Migration strategy and compatibility checklist
Helm v3's maintenance dates (bugs to 2026-07-08; security to 2026-11-11) make migration planning urgent for high-risk workloads. A pragmatic migration plan:
- Inventory: list CI pipelines, controllers, and automation that invoke Helm and record chart versions and hooks used.
- Shadow-test SSA: run Helm v4 with --server-side in staging and log 409 conflicts and other errors.
- Triage templates: remove or stop templating controller-owned fields; if a chart must manage a field an operator also manages, decide ownership or introduce a CRD-backed pattern.
- Standardize field-manager: update pipeline templates to pass a consistent --field-manager value.
- Validate plugins: inventory custom plugins and test both legacy and WASM plugin modes on your runners; plan migrations where portability or sandboxing are priorities.
- Canary upgrades: prefer canary rollouts and use --atomic, readiness probes, and automated rollback policies; add alerts for SSA conflict rates.
- Evaluate embedding: if you embed Helm via v3 SDK, test the v4 SDK in non-production focusing on logging and structured errors.
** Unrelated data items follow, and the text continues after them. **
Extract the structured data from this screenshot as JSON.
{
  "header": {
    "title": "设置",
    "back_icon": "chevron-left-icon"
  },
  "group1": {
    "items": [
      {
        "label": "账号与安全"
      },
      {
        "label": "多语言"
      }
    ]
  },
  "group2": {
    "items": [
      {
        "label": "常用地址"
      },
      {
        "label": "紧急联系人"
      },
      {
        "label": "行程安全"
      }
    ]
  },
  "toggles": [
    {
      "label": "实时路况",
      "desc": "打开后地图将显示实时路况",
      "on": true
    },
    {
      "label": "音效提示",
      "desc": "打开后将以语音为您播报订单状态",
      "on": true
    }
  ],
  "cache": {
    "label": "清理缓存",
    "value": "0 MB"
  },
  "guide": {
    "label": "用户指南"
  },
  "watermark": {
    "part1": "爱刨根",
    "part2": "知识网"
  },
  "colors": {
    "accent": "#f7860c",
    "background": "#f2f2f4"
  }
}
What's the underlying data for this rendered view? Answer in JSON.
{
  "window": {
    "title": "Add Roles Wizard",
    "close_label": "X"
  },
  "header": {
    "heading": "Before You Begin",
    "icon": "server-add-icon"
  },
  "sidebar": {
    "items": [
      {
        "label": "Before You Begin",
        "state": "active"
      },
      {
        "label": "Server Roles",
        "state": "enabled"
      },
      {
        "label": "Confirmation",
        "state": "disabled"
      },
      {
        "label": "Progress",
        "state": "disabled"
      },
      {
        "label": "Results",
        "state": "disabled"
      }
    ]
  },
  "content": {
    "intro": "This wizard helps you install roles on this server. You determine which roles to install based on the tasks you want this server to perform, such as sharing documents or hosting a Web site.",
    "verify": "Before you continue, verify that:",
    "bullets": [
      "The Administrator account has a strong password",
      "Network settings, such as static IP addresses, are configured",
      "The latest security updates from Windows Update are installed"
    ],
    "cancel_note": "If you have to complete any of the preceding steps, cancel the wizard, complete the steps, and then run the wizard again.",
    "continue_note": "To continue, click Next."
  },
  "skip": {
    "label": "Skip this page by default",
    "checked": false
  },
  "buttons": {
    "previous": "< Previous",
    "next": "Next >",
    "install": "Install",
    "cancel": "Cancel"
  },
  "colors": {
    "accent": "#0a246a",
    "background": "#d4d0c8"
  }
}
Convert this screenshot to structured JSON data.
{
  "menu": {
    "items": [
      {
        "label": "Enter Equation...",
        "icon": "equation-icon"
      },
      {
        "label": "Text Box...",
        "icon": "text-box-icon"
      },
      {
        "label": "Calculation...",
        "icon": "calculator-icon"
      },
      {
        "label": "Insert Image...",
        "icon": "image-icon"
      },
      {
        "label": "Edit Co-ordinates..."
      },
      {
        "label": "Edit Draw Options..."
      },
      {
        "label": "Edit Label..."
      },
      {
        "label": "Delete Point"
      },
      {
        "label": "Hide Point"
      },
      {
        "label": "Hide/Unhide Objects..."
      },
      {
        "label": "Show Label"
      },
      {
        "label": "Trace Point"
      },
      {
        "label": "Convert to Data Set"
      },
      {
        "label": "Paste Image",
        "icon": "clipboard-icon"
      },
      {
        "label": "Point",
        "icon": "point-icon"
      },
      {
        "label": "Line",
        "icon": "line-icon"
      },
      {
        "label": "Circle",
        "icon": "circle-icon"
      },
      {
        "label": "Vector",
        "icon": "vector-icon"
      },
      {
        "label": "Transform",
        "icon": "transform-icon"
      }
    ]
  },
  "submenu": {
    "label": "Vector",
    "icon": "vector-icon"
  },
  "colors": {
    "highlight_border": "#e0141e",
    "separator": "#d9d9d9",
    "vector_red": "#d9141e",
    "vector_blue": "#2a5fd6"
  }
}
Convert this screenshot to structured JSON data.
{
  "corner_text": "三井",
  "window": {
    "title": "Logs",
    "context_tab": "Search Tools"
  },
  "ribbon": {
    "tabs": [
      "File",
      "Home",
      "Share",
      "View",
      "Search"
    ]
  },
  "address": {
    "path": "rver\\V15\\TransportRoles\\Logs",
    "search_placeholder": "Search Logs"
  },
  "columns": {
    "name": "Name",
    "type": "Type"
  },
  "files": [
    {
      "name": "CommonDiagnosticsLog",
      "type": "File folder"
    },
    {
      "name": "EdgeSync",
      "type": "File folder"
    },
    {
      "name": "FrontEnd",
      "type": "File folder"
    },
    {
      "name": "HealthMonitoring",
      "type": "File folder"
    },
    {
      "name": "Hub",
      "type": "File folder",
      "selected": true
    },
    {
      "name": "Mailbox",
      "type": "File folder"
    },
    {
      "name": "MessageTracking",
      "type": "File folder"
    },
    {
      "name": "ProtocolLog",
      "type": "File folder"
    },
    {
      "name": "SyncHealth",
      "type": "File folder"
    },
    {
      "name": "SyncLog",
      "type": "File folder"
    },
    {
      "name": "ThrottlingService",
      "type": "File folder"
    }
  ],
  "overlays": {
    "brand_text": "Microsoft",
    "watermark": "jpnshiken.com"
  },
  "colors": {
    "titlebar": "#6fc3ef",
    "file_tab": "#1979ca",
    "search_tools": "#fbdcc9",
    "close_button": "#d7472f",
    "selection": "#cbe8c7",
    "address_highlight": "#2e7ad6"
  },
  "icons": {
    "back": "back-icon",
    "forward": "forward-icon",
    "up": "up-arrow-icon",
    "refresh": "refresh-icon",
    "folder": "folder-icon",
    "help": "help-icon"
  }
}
Bottom line for platform teams
-
Treat Helm v4 as an operational shift: SSA changes the merge model and will expose conflicts that were previously masked.
-
Plan a phased migration based on risk: use the Helm v3 maintenance timeline to prioritize workloads for early migration and leave lower-risk workloads on v3 while security fixes remain available.
-
Standardize field-manager strings and capture managedFields in audits so ownership questions are traceable.
-
Revisit plugin strategy: WASM plugins improve portability and sandboxing; migrate critical cross-platform plugins and add artifact signing.
-
Make embedding a medium-term goal to reduce shell-out complexity and improve telemetry.
Start now with staged SSA validation, an inventory of plugins, and consistent field-manager configuration across pipelines. Those steps will reduce surprises when you move clusters and pipelines onto Helm v4.